I found classroom activities such as a "privilege quiz" where students would compare and contrast their gender, race, class, and sexual orientation with those of their classmates.
I found another exercise which involved conducting a mock trial to "charge various persons implicated in…genocide against Native Californians," in order to "create a social justice…counter-narrative."
None of this should be surprising because the "guiding principle" of the curriculum was to "critique…white supremacy, racism, anti-blackness…patriarchy…capitalism…and other forms of power and oppression…"
And in case you think this is just one school, passing an ethnic studies class will soon be mandatory for high school graduation throughout the state of California.
And it doesn't stop at students.
Teachers who reject these radical ideas—especially teachers with the "wrong" skin color—risk being labeled racist or white supremacist, putting their jobs and careers on the line.
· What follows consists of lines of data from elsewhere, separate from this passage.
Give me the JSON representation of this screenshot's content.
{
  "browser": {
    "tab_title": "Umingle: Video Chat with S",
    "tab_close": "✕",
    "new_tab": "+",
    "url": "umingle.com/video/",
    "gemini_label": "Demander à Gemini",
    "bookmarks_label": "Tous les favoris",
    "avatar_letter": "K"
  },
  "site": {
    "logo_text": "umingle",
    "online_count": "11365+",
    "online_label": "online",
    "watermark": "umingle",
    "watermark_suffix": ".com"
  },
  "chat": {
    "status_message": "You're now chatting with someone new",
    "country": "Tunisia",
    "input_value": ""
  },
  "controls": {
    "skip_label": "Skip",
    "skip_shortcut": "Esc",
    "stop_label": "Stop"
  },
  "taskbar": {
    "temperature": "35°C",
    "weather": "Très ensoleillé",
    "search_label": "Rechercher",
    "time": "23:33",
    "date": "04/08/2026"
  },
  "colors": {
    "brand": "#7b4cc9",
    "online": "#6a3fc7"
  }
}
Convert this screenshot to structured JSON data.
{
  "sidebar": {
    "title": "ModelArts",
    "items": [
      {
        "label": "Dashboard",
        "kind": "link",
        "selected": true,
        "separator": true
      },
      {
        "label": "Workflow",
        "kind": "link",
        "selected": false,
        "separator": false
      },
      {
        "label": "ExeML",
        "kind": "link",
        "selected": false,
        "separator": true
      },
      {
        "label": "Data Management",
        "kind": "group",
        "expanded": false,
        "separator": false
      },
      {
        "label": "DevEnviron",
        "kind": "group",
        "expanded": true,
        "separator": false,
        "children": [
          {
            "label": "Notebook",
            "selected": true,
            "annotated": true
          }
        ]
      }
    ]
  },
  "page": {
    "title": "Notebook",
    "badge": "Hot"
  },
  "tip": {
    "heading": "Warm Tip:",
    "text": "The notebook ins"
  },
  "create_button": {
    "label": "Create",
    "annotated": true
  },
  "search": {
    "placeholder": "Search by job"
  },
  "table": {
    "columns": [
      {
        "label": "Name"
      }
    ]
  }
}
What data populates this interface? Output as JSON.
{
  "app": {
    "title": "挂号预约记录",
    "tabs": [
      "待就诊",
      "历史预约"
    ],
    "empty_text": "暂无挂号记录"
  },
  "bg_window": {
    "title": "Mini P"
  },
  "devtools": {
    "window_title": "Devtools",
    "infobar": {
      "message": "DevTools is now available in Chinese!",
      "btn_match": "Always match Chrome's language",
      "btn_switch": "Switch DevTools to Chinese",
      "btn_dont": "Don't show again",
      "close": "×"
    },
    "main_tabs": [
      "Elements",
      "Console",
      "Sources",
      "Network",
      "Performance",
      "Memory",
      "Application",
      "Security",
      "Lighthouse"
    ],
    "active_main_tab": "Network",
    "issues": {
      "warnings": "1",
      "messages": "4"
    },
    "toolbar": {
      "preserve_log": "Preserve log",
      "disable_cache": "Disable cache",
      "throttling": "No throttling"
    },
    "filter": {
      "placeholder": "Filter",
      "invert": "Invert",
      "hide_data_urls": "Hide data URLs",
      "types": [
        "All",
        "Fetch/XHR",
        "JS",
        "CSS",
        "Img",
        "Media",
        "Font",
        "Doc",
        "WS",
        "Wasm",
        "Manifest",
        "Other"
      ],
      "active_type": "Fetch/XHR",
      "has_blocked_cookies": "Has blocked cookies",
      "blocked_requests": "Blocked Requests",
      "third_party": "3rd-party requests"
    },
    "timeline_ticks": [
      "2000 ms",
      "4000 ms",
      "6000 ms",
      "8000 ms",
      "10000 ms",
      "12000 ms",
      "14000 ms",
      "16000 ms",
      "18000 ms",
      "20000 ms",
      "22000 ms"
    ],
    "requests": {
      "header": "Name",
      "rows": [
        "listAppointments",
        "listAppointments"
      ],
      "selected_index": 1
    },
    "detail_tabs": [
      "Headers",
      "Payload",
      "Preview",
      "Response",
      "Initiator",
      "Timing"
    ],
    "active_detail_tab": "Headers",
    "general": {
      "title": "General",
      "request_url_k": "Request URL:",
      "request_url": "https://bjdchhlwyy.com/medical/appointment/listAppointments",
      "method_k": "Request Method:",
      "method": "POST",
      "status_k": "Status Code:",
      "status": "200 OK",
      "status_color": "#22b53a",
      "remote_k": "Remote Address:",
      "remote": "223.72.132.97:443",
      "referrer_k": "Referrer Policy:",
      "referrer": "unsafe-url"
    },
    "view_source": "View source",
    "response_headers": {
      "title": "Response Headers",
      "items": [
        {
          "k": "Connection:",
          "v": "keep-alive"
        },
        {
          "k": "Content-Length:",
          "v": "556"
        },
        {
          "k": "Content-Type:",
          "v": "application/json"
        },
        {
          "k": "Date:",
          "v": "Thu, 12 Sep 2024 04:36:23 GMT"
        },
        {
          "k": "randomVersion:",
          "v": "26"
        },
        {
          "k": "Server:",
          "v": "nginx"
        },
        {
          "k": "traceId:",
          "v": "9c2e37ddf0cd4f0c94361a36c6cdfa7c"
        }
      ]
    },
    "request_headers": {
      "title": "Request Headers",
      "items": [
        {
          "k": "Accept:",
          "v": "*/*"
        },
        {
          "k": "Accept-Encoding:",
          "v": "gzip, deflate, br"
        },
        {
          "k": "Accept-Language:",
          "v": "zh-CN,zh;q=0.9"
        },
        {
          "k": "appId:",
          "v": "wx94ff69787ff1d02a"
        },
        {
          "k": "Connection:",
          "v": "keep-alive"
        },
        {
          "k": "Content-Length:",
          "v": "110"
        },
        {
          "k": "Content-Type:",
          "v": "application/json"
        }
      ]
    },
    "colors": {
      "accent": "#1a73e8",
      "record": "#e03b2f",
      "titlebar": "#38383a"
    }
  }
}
In June 2020, I addressed the Salinas school board. I told them that "allowing…[Critical Race Theory] and [Black Lives Matter] indoctrination in the classroom is unbalanced, too political, and will only do…harm…"
In response, the board president, a professor of ethnic studies at a local college, called me "anti-people of color."
I am "people of color." I'm half Jamaican.
In fact, before the board meeting, the district had sent me a gift just for being black: a mask bearing the message, "Black Educators Matter," an "I Love Being Black" sticker, and an African greeting that "acknowledged the god in me."
An obsession with race and gender has taken root in our educational system. It's the weed that's rapidly overtaking the garden.
What can we do to get rid of it?
First, advocate for academic transparency.
Demand that your school district's lessons and materials be made accessible online, so you can see what your child is being taught. That may not protect you from an individual woke teacher, principal, or school board, but it will make them all think twice before adding radical material into the curriculum.
Second, be vocal. Express your concerns.
Pay attention. If you come across lessons you don't like, make your dissatisfaction known. Let the teacher know, let the principal know, and if necessary, let the school board know. Speaking of school boards, consider getting on one yourself. This is the time for action.
Third, take an active role in your child's education.
Don't send your kids to public school and expect everything to turn out fine. Supplement their studies with lessons that counter the indoctrination they might be getting in school. Look into other options such as private or charter schools that share your values. Or, if you can do it, homeschool. It's easier than you think.
I will always be an educator. I don't think there's a more important job. My goals as a teacher are the same as they were fifteen years ago. It's the goals of the public educational system that have changed.
That's why I can no longer be part of it.
I'm Kali Fontanilla, founder of Exodus Institute, for Prager University.